Fenomena “Serangan Fajar” yang dialami Masyarakat ketika Mendekati Pemilu 2024
GEMAGAZINE – Menghadapi pesta demokrasi 2024, banyak dari partai-partai yang memberikan “serangan fajar” kepada masyarakat dalam bentuk “amplop” untuk membeli suara dalam Pemilu 2024. Masyarakat diharapkan untuk menolak, menghindari, dan membentengi diri dari godaan politik uang dalam kontestasi pemilu.
Ketua Komisi Pemberantasan Korupsi (KPK) Firli Bahuri menjelaskan, serupa namanya, pesta demokrasi adalah hajatan milik rakyat. Melalui pemilu, rakyat akan memilih dan menentukan nasibnya untuk lima tahun ke depan. Pemimpin yang terpilih merupakan representasi dari harapan rakyat akan sebuah perubahan, keadilan, dan kesejahteraan bagi segenap anak bangsa.
“Saya titipkan kepada para partai politik, jauhkan kepentingan pribadi dan golongan demi mewujudkan tujuan negara Indonesia,” kata Firli dilansir GEMA dari Kominfo, pada Minggu (3/12).
Apa itu Serangan Fajar?
“Serangan Fajar” merupakan sebuah istilah yang umumnya terkait dengan praktik politik uang dalam konteks pemilihan umum. Dalam ranah hukum Indonesia, istilah ini memiliki dasar regulasi yang tercantum dalam Pasal 515 dan Pasal 523 ayat (1–3) Undang-Undang Nomor 7 Tahun 2017 tentang Pemilu, serta Pasal 187 A ayat (1) dan (2) UU Nomor 10 Tahun 2016 tentang Pilkada.

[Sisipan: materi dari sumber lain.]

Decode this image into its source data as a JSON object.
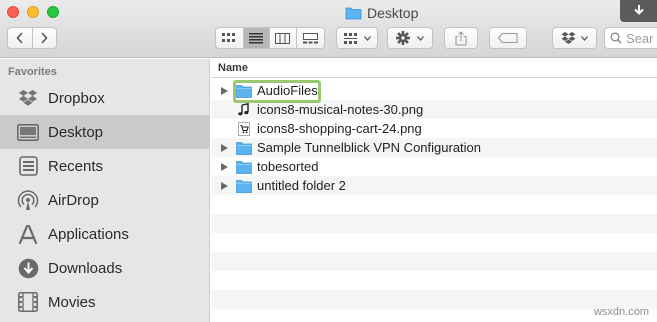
{
  "window": {
    "title": "Desktop"
  },
  "toolbar": {
    "back_icon": "chevron-left-icon",
    "forward_icon": "chevron-right-icon",
    "view_modes": [
      "icon-view-icon",
      "list-view-icon",
      "column-view-icon",
      "gallery-view-icon"
    ],
    "active_view": "list",
    "group_by_icon": "group-by-icon",
    "action_icon": "gear-icon",
    "share_icon": "share-icon",
    "tags_icon": "tag-icon",
    "dropbox_icon": "dropbox-icon",
    "search_placeholder": "Sear"
  },
  "sidebar": {
    "header": "Favorites",
    "items": [
      {
        "label": "Dropbox",
        "icon": "dropbox-icon",
        "selected": false
      },
      {
        "label": "Desktop",
        "icon": "desktop-icon",
        "selected": true
      },
      {
        "label": "Recents",
        "icon": "recents-icon",
        "selected": false
      },
      {
        "label": "AirDrop",
        "icon": "airdrop-icon",
        "selected": false
      },
      {
        "label": "Applications",
        "icon": "applications-icon",
        "selected": false
      },
      {
        "label": "Downloads",
        "icon": "downloads-icon",
        "selected": false
      },
      {
        "label": "Movies",
        "icon": "movies-icon",
        "selected": false
      }
    ]
  },
  "file_list": {
    "column_header": "Name",
    "rows": [
      {
        "name": "AudioFiles",
        "type": "folder",
        "expandable": true,
        "focused": true
      },
      {
        "name": "icons8-musical-notes-30.png",
        "type": "png-music",
        "expandable": false
      },
      {
        "name": "icons8-shopping-cart-24.png",
        "type": "png-cart",
        "expandable": false
      },
      {
        "name": "Sample Tunnelblick VPN Configuration",
        "type": "folder",
        "expandable": true
      },
      {
        "name": "tobesorted",
        "type": "folder",
        "expandable": true
      },
      {
        "name": "untitled folder 2",
        "type": "folder",
        "expandable": true
      }
    ]
  },
  "watermark": "wsxdn.com",
  "colors": {
    "folder_blue": "#5bb3f0",
    "focus_ring": "#9bc86f",
    "selected_sidebar": "#cacaca"
  }
}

Penting untuk dicatat, serangan fajar tidak hanya terbatas pada pemberian uang secara langsung kepada pemilih. Menurut ketentuan hukum, serangan fajar dapat juga mengambil bentuk lain, seperti pemberian paket sembako, voucher pulsa, voucher bensin, atau berbagai fasilitas lain yang memiliki nilai uang. Hal ini diatur sesuai dengan Pasal 30 ayat (2) dan (6) Peraturan Komisi Pemilihan Umum (PKPU) Nomor 8 Tahun 2018.
Poin utamanya adalah untuk mencegah adanya praktik-praktik yang dapat mempengaruhi proses pemilihan secara tidak sah dan tidak adil. Oleh karena itu, pembatasan terhadap jenis bahan kampanye yang dapat digunakan dan cara distribusinya dimaksudkan untuk memastikan integritas pemilihan, serta mencegah terjadinya manipulasi suara.
Praktik serangan fajar memiliki dampak negatif yang signifikan terhadap proses demokratisasi. Hal ini dapat menciptakan ketidaksetaraan antar peserta pemilihan, merusak integritas proses pemilihan, dan mengarah pada ketidakadilan politik. Maka dari itu, penegakan hukum terhadap pelanggaran terkait serangan fajar jadi sangat penting, guna menjaga kebersihan dan kredibilitas proses pemilihan di Indonesia.
Regulasi Pemilu dalam Menghadapi Serangan Fajar
Aturan mengenai bahan kampanye yang diperbolehkan oleh KPU, serta yang bukan termasuk dalam serangan fajar dijelaskan secara rinci pada Pasal 30 ayat (2) yang berbunyi: Bahan kampanye dalam bentuk selebaran/flyer, brosur/leaflet, pamphlet, poster, stiker, pakaian, penutup kepala, alat minum/makan, kalender, kartu nama, pin, dan alat tulis.
Adapun pada ayat (6) yang berbunyi: Setiap bahan kampanye sebagaimana dimaksud pada ayat (1), apabila dikonversikan dalam bentuk uang nilainya paling tinggi Rp60 ribu. Adapun tindak pidana politik uang diatur dalam Pasal 523 ayat (1) sampai dengan ayat (3) UU No. 7 Tahun 2017 tentang Pemilu, yang dibagi dalam 3 kategori, yakni pada saat kampanye, masa tenang, dan saat pemungutan suara. Bila diperhatikan, relatif terdapat kesamaan elemen actus reus pada ayat (1) sampai ayat (3) dalam pasal tersebut.
Diharapkan pemangku kepentingan dan masyarakat harus menyambut baik kampanye “Hajar Serangan Fajar”. Hal ini menjadi upaya pendidikan pada saat memasuki masa-masa Pemilu. Terutama titik kerawanan politik uang yang terjadi sejak masa kampanye, pencalonan, masa pemungutan, dan perhitungan suara.